Thursday, June 11, 2015

WOULD YOU CHANGE YOUR NAME?

*help*  WE NEED A NAME!!!
Source
A little after reading this article about transgender people choosing their names, I wondered, as I have since I had the ability to wonder, what I would choose to name myself if that choice were mine to have. What if the social custom was to allow people to name themselves as a rite of passage? You are called a generic term from birth, let's say "young one," the same as any other child. Then when you come of age, you choose a fitting name. I personally have two names, my American name and my ethnic name. If pronounced correctly, I prefer the ethnic name. It sounds beautiful with the right inflection. Unfortunately that never happens. 

There is a power inherent in naming. Actors usually get to choose a stage name that is usually more socially palpable than their given name.  It creates their outward persona, because as an actor, they are always hiding beneath a character. That idea has always intrigued me. So then begins a series of what if's. What if I had been born with a different name? What would I choose? And so on. Then the stage of fantasy came to an end. 

In reality, there are very few opportunities to change your name, it's an enormous hassle and in the worst case scenario may leave you open to an accusation of identify theft.
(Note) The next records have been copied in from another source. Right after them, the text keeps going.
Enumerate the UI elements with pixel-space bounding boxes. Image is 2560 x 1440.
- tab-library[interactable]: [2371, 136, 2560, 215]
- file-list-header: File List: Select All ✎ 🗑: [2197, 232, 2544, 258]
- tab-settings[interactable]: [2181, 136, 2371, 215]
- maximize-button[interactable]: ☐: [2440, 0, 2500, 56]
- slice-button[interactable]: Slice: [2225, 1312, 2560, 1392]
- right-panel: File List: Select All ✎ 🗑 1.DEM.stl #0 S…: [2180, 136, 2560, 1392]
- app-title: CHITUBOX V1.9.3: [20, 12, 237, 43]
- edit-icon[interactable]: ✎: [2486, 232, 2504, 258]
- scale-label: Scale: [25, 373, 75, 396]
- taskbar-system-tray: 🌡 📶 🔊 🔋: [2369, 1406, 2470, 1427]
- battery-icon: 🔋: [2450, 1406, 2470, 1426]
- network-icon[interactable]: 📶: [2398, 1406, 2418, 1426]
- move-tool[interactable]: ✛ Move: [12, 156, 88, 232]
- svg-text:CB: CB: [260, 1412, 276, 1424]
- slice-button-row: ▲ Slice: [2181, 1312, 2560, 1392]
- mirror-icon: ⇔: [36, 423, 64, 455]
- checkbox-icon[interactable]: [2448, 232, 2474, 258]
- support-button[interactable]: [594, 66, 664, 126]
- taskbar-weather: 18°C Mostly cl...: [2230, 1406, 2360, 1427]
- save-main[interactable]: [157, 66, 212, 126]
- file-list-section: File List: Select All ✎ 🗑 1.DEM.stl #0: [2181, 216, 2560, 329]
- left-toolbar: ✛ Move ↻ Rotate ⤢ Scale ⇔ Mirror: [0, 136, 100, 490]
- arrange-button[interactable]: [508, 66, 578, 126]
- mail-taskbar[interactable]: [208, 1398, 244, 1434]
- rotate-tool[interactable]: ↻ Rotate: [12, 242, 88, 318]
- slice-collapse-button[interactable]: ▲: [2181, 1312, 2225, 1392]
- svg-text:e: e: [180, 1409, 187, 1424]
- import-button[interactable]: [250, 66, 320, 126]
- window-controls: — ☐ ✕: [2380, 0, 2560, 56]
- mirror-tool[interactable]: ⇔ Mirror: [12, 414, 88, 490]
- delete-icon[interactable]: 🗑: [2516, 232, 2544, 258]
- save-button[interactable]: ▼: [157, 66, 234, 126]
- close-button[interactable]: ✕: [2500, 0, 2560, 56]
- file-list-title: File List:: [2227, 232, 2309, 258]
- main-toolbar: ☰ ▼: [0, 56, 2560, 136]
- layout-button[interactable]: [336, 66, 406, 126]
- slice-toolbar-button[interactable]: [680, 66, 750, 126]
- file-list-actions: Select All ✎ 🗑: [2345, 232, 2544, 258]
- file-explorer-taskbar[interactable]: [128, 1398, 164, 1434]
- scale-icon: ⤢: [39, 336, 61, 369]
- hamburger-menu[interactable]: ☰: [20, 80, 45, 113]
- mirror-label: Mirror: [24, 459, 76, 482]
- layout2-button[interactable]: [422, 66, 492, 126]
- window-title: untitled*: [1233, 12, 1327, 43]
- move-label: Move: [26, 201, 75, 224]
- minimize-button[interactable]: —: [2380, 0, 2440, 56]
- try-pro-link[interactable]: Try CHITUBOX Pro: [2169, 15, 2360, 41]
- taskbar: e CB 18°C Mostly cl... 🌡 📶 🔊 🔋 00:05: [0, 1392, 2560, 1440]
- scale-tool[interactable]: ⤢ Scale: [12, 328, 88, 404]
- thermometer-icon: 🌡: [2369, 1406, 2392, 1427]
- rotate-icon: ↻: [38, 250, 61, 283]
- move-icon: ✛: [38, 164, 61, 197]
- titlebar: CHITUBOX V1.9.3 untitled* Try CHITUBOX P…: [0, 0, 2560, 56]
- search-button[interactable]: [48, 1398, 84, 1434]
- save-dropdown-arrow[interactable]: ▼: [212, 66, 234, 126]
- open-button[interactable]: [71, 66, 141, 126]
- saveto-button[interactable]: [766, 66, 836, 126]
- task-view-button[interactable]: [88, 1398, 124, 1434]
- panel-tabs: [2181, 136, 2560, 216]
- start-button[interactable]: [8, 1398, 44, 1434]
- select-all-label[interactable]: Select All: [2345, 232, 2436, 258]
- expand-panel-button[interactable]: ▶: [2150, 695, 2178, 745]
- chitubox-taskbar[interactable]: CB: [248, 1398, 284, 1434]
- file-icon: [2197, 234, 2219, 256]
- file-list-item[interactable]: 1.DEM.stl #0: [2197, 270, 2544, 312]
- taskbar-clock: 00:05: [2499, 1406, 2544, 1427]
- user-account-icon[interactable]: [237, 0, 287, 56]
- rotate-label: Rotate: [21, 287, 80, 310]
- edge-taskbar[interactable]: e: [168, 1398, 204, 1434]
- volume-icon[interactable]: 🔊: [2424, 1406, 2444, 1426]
One of the most common ways that you end up changing your name as a female,* is to take your husband's name when you get married. There are a few ways of perceiving this. You could see as an opportunity to become your husband's chattel (highly negative), or to transition into becoming a member of his new family (more positive). What if there were a third option? This could be an opportunity to define yourself anew, to emerge from your former self like a snake from it's skin, fresh and unblemished?